International criminal tribunals are “courts established to try individuals accused of crimes recognized under international humanitarian law…” (Annan, 1997). Perhaps the most well-known of them is the Nuremberg Trials (1945-46), which were a series of military tribunals held by the allied forces of World War II, prosecuting several members of Nazi Germany for committing various war crimes—heard by the International Military Tribunal (Conot, 1984).

Tribunals are important to two or more countries for several reasons. They hold individuals accountable for committing crimes that their countries neither have the means nor the laws in place to do so. They also help dismantle the tradition of impunity for war crimes and other serious violations of international law (Taverneir, 1997). Furthermore, they shield entire communities from being labeled as being collectively responsible for the actions of others, and causing suffering; thus paving the way for the reconciliation process within war-torn societies (Annan, 1997). If there are not tribunals all of these things become harder to achieve, if not impossible.

Tribunals are not only affected by cultural and political differences of nations, they are also formed because of them. For instance, the massacres and genocide in Rwanda spawned the International Criminal Tribunal for Rwanda (ICTR). The ICTR was established so “that those responsible for serious breaches of international humanitarian law and acts of genocide must be brought to justice,” and at the same time assist in instilling “national reconciliation” and “respect for the fundamental rights of individuals” will be respected (Erasmus & Fourie, 1997). In order for the tribunal to achieve these objectives they must play a game of back-and-forth with Rwanda and their government; hence, be affected by the relationship—and Rwanda’s cultural and political ideas.

The creation of ad hoc Tribunals, such as in Yugoslavia and Rwanda, was largely improvised—resulting in numerous ambiguities in both procedure leading to their establishment and the legal status assigned to the two tribunals (Taverneir, 1997). Further ambiguity arises from the fact that these two Tribunals, mentioned above, depend on the decision making of the United Nations Security Council (small body), in which five world powers have veto rights, and there are financial constraints—hence inadequate funding and resources—available to these tribunals. Ambiguities exist further in the questions of binding nature of Security Council decisions and the requirements of State cooperation.

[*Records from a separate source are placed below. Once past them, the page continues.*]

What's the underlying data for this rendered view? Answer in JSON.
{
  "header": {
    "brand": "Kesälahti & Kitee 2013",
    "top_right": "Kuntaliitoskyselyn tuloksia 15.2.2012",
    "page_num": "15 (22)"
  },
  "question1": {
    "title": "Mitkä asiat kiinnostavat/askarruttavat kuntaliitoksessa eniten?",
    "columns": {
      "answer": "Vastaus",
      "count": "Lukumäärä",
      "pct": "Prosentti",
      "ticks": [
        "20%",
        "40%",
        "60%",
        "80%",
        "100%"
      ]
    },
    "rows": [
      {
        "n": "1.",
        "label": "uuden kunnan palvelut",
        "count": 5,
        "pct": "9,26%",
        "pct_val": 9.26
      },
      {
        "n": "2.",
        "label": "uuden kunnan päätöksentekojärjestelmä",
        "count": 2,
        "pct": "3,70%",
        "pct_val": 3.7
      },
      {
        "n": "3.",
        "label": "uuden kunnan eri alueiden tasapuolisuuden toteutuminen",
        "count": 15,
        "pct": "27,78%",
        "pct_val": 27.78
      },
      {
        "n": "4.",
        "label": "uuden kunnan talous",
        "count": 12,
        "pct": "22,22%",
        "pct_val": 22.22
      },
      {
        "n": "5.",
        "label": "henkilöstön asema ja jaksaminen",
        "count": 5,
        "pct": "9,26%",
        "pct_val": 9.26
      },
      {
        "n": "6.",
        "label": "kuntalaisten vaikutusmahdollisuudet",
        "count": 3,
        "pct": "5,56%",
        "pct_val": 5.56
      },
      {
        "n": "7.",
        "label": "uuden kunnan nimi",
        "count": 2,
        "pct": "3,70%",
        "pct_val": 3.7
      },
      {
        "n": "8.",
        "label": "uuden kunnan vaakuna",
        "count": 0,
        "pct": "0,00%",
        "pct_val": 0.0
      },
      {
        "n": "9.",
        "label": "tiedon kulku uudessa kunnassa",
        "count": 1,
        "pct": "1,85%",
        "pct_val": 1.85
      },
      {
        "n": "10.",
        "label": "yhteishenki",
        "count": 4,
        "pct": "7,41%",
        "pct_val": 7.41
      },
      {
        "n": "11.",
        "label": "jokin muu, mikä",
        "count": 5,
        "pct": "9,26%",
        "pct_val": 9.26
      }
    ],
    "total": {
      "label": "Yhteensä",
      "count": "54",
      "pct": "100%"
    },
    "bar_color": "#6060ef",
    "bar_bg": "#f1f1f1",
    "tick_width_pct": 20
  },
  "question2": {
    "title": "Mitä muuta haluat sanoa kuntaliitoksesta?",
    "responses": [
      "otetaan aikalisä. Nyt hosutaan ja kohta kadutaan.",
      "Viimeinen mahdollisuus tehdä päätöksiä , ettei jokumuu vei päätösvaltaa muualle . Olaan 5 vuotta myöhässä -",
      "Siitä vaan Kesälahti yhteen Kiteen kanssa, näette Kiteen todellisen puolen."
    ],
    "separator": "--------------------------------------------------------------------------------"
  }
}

State cooperation, nonetheless, is required under Article 29 of the Statute of the International Tribunal for the former Yugoslavia and under Article 28 of the Statute of Rwanda Tribunal. These tribunals were established under Chapter VII of the Charter of the United Nations, and the UN can take military action, along with its member nations, against those not in compliance with international law. Consequently, this is another way that a nation’s cultural and political differences can affect these Tribunals—by charting the course of their actions or responses.